Free space fragmentation: Those are the available blocks on your file system, not the data itself, which might be scattered over the entire volume (physical data). If you have, let’s say, 20% free space on your volume but only as a combination of thousands of tiny blocks, every new file you create will be fragmented and split into multiple extents. And as you might know, every additional extend means a read-head jump, hence no I/O while the head is seeking for the next extend. This might be the reason for the slowness. So even if you never go above 80% usage of your file system, you will have free space fragmentation!

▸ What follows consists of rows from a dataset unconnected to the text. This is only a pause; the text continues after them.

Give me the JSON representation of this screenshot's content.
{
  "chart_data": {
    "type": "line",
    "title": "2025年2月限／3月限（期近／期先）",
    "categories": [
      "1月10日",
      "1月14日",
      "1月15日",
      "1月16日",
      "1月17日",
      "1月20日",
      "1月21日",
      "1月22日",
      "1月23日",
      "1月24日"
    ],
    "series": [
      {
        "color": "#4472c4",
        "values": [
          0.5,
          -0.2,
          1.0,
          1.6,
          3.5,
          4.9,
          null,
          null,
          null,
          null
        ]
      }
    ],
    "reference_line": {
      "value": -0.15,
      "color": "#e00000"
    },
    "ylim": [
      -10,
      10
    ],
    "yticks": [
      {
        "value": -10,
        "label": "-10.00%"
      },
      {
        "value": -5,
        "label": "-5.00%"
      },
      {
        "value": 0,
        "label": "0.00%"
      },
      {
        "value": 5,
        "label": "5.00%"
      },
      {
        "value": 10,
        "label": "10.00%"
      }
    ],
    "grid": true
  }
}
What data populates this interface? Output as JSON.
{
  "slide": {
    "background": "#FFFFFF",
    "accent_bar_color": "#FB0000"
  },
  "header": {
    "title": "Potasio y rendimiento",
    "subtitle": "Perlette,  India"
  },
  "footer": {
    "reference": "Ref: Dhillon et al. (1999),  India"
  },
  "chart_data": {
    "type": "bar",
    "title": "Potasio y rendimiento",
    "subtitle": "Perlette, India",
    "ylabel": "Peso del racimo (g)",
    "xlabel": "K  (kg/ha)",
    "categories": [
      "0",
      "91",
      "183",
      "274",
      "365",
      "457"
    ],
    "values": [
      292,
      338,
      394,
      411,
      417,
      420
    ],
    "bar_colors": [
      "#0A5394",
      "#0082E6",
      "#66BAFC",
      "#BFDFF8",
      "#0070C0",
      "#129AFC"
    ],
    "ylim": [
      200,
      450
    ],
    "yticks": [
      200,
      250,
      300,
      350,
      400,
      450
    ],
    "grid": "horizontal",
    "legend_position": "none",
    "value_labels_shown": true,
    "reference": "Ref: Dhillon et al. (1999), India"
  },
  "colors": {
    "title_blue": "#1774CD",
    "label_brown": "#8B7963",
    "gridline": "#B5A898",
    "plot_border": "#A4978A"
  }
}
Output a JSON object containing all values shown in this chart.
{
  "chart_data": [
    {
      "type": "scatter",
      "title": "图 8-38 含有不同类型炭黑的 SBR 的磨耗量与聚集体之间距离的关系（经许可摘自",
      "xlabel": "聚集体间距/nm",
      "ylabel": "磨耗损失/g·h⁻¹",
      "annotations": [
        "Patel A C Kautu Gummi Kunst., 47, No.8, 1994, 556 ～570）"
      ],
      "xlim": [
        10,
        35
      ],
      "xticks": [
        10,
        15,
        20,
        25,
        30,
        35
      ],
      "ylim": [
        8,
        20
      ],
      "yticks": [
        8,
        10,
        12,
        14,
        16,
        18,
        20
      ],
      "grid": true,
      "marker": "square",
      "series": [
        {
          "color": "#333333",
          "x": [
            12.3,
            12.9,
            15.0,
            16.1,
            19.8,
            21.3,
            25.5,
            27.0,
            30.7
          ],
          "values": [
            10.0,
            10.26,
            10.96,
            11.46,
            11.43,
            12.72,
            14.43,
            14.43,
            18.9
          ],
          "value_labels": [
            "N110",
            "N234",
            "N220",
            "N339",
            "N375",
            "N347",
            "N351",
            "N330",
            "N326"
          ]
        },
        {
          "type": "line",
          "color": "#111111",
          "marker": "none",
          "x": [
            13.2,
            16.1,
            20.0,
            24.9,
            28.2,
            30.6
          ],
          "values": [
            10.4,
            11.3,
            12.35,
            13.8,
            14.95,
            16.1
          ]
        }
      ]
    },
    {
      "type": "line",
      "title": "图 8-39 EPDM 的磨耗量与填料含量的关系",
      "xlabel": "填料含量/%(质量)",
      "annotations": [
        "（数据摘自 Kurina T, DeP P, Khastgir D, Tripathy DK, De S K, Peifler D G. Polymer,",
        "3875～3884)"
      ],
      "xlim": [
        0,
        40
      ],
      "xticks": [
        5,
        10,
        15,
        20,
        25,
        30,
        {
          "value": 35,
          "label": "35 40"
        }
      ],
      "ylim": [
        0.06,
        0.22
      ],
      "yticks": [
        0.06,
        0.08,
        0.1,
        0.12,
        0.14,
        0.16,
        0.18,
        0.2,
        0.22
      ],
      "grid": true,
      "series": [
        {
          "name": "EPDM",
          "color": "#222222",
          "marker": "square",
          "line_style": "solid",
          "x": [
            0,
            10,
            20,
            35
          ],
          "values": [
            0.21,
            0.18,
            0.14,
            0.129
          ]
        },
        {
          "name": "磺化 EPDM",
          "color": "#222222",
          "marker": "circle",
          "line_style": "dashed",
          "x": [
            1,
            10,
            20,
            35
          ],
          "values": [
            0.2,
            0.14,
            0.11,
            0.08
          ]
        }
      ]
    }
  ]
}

You can run the free space fragmentation report on the active file system as it’s a report function only.
cvfsck –f <FS>
If you have an aged file system where many files have been written and deleted over time, the report might be a few pages long. Maybe you run this report once and after looking at pages full of numbers you might think “ermmm …. next tool”. To bring some light into the dark, look at the OUTPUT file of a recently created file system. Unfortunately the report hasn’t been simplified or made humanly readable over the years. But as said before, this is a great reporting tool, just needs some explanation to it.
Pct. (sum) Chunk Size Chunk Count ----------- ---------- ----------- <1% ( <1%) 182 1 <1% ( <1%) 256 3 <1% ( <1%) 768 2 . . . . . <1% ( 11%) 7495213 1 <1% ( 12%) 7903563 1
The formula behind this is nothing magical, just the numbers in the 3rd row (Chunk Size) multiplied by the file system block size (FsBlockSize). If you have “FsBlockSize 4K” in your configuration file you have 1 chunk of 182 * 4096 / 1024 as contiguous free space which translates to 728kb. Second line is 1mb and we have 3 chunks of 1mb.
Pct. (sum) Chunk Size Chunk Count FsBlockSize 4K ----------- ---------- ----------- -------------- <1% ( <1%) 182 1 728 KB <1% ( <1%) 256 3 1024 KB - 3 times <1% ( <1%) 768 2 3072 KB - 2 times . . . . . <1% ( 11%) 7495213 1 28.591 GB <1% ( 12%) 7903563 1 30.149 GB
The smallest contiguous chunk in this example is 728KB where the largest chunk is 30GB. What you’d like to see is a huge chunk size rather than hundreds of small and tiny chunk sizes. Imagine your largest chunk would be only 10MB and you are copying a movie file with a size of 500MB into that file system. The file would be split up into at least 50 extends. The file system doesn’t look for the biggest chunk of blocks by default as its more space optimized than performance optimized. Running a “snfsdedrag –e moviefile” against that fresh copied movie file will tell you the exact amount of extends the file has been chopped into. Certainly AS (allocation sessions) will help and increase the lifespan of a file system but only for a certain time.
Let’s say your biggest chunk is only 8MB (and this is not even the worst possible case) you are dealing with a Swiss cheese. Walking through the whole volume with snfsdefrag most likely won’t get you anywhere, as there is not enough contiguous free space available to optimize anything. You have to bite the bullet and offload the data, wipe the file system and start over if you want to have your performance back.
However, the only way to short the huge amount of lines is to write a wrapper or parser and apply your own logic to make it human readable.